There are signs that US wage growth is moderating, but should it pickup again, the industrial and consumer sectors on the S&P 500 would face the greatest risk to their earnings, Goldman Sachs said in a Tuesday research note.
The tightest labor market in postwar history was highlighted in July’s nonfarm payrolls report that featured the creation of 528,000 jobs, more than double than was anticipated by economists. Goldman Sachs said its economists’ Wage Tracker shows wage growth running at a pace of 5.5% year over year.
However, the investment bank said, a recent decline in job openings and a downward inflection in wage surveys are potential signs that the risk to profits from rising wages may have peaked.
“Our economists expect the labor market to gradually rebalance and for wage growth to moderate. However, if wage growth remains surprisingly strong, low labor cost stocks should outperform,” Ben Snider, senior strategist on Goldman’s US portfolio strategy team, said in the note.
The firm said its analysis of company-reported data on employee compensation suggests that an acceleration in wage growth by 100 basis points would reduce S&P 500 per-share earnings by roughly 1%. The impact, however, varies across sectors.
Industrials and consumer stocks face the largest earnings risk from rising pay, while energy and real estate stocks are the most insulated. “The vulnerability of corporate earnings depends on revenue trends, labor cost exposures, and profit margins,” said Snider.
Within the S&P 500, industrials have low margins and the highest exposure to labor costs, which account for 21% of the sector’s revenue.

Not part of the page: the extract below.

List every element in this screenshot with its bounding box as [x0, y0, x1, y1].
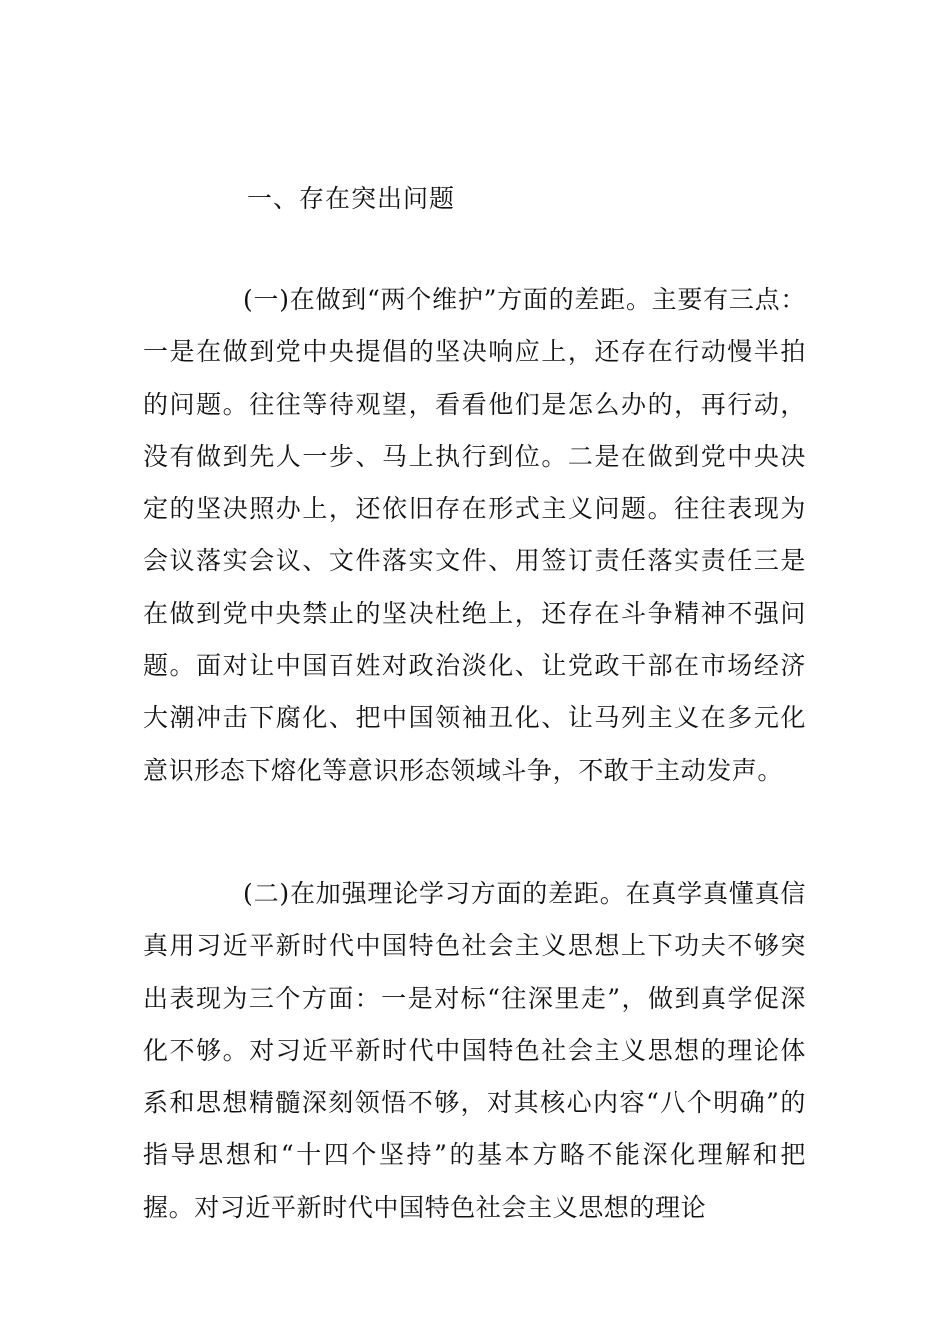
- paragraph-theory-study: (二)在加强理论学习方面的差距。在真学真懂真信真用习近平新时代中国特色社会主义思想上下功夫不够突出表现为三个方面：一是对标“往深里走”，做到真学促深化不够。对习近平新时代中国特色社会主义思想的理论体系和思想精髓深刻领悟不够，对其核心内容“八个明确”的指导思想和“十四个坚持”的基本方略不能深化理解和把握。对习近平新时代中国特色社会主义思想的理论: [143, 879, 806, 1222]
- section-heading: 一、存在突出问题: [247, 184, 456, 213]
- paragraph-two-safeguards: (一)在做到“两个维护”方面的差距。主要有三点：一是在做到党中央提倡的坚决响应上，还存在行动慢半拍的问题。往往等待观望，看看他们是怎么办的，再行动，没有做到先人一步、马上执行到位。二是在做到党中央决定的坚决照办上，还依旧存在形式主义问题。往往表现为会议落实会议、文件落实文件、用签订责任落实责任三是在做到党中央禁止的坚决杜绝上，还存在斗争精神不强问题。面对让中国百姓对政治淡化、让党政干部在市场经济大潮冲击下腐化、把中国领袖丑化、让马列主义在多元化意识形态下熔化等意识形态领域斗争，不敢于主动发声。: [143, 285, 806, 785]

A 1% rise in labor costs, all else equal, would cut the industrial sector’s earnings by 1.4%, the largest sensitivity of any sector. Earnings for consumer staples and discretionary groups would be reduced by 1% and 0.8%, respectively.

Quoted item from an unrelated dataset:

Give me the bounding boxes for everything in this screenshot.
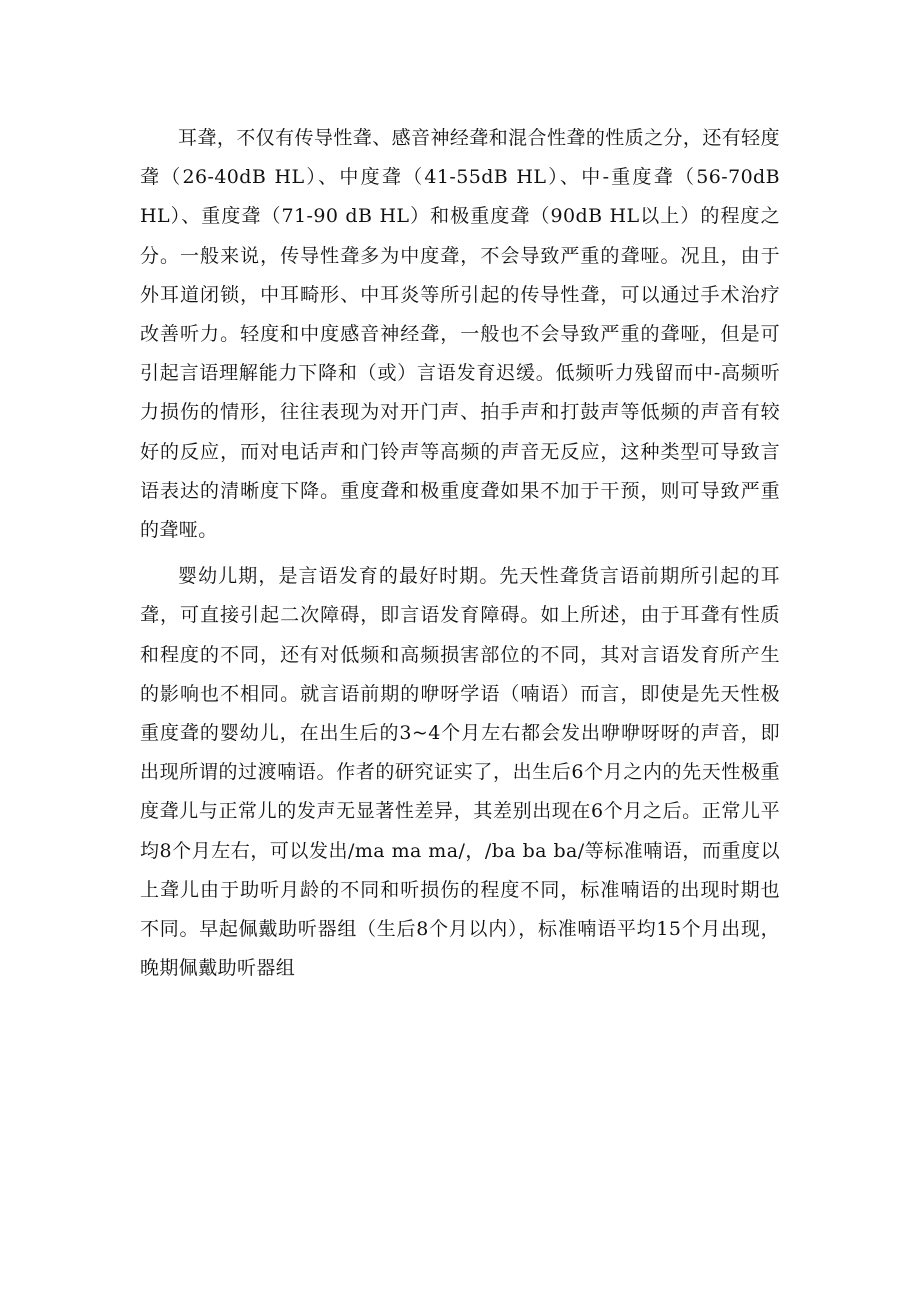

While the information technology sector also has high labor costs relative to revenues, it has the highest EBIT margins among sectors and that would result in a 0.5% reduction in earnings should wage growth accelerate by 100 basis points.
Energy, meanwhile, is the least exposed largely because of expanding EBIT margins after the surge in oil prices. Energy per-share earnings would “only suffer a 0.2% earnings hit” compared with 0.5% last year, when the sector’s margins were much lower, said Goldman.
Goldman’s economists expect wage growth to slow to 3.5% by 2024. “For context, wage growth peaked at roughly 3.2% during the last cycle in 2019,” it said.
Small-cap stocks, which are generally more exposed to economic developments, are more vulnerable than large-caps to wage pressures, the bank said.